The amateur element accounts for about 80% of the entrants -- including Tarek El Erian, who planned to be on his honeymoon during the race but put his wedding plans on hold after receiving a late wildcard entry.
"I'm grateful towards my wife-to-be because this is unthinkable in Egypt, but we postponed the marriage so that I could take part in the rally," he explained.
It is not just an event for the competitors -- the 2013 version will be televised in 189 countries, with an audience of 2.2 billion from start to finish.
But it will once again attract criticism, as has been customary since Sabine first came up with the idea after getting lost on his motorbike in 1977 in Libyan desert during another event, the Abidjan-Nice Rally.
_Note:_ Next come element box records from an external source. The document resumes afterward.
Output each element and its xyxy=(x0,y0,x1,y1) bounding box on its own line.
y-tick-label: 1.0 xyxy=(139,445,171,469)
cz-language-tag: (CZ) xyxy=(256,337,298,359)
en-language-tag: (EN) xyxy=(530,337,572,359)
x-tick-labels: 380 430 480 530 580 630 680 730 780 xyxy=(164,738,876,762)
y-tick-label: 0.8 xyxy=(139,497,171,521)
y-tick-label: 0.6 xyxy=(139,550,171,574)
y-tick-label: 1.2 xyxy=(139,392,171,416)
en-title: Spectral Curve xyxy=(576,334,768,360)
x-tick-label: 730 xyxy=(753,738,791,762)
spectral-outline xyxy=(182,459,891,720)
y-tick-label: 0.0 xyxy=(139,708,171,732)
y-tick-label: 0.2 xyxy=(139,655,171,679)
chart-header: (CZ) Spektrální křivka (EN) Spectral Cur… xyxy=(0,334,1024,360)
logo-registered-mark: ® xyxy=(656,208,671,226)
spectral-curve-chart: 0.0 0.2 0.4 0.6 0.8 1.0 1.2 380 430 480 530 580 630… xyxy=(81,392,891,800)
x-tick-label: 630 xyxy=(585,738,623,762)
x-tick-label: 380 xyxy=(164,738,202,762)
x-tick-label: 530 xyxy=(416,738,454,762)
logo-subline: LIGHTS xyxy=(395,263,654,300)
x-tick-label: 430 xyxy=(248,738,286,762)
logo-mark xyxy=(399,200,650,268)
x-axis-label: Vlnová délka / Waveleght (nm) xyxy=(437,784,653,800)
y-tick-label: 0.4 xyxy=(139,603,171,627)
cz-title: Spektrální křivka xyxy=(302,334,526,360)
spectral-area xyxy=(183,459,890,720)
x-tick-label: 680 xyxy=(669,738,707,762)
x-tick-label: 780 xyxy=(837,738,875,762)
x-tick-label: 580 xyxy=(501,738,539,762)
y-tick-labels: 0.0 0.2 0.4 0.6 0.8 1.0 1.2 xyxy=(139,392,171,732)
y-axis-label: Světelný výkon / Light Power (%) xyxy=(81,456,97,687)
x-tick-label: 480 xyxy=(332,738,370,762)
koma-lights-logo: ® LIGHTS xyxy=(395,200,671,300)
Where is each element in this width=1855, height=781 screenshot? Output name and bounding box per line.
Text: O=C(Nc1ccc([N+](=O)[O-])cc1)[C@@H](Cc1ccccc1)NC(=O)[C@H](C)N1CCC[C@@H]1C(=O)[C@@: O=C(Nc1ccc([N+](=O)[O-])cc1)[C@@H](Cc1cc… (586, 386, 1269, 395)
France's Green Party once described it as "colonialism that needs to be eradicated" while the Vatican once called it "a vulgar display of power and wealth in places where men continue to die from hunger and thirst."
The race's history is entwined with tragedy. The helicopter crash which accounted for Sabine's death also led to the death of four others on board.
Just two years later, six people lost their lives, including a 10-year-old Malian girl struck by a competitor's car, and a mother and daughter killed when hit by a television crew's vehicle.
But for those who take part, the risks are part of the excitement.
Michel Merel, runner-up in the motorbike class in 1980, said fear was the biggest lure of the Dakar.
"The piste is like the ocean," he said. "It is wrong not to fear it. As for me, the piste makes me scared -- you don't mess around with it. You can't be an artist."
The race's most successful entrant is Stephane Peterhansel, a six-time winner of the motorcycle category who also has four car titles, including last year.
The Frenchman, 47, describes his Dakar years as "the most memorable of my life," reveling in the "complete emptiness, nothingness" of the desert tundra at night.
While Peterhansel will once again hope to make the headlines, Neathway is likely to be one of the unsung battlers just trying to make it home.
"I've always been a petrolhead and did motocross as a kid," he says. "Since recovering from my injuries, the Dakar has been the dream.
"Most people don't get to do that but I've got the chance. For me, the main thing is just to finish."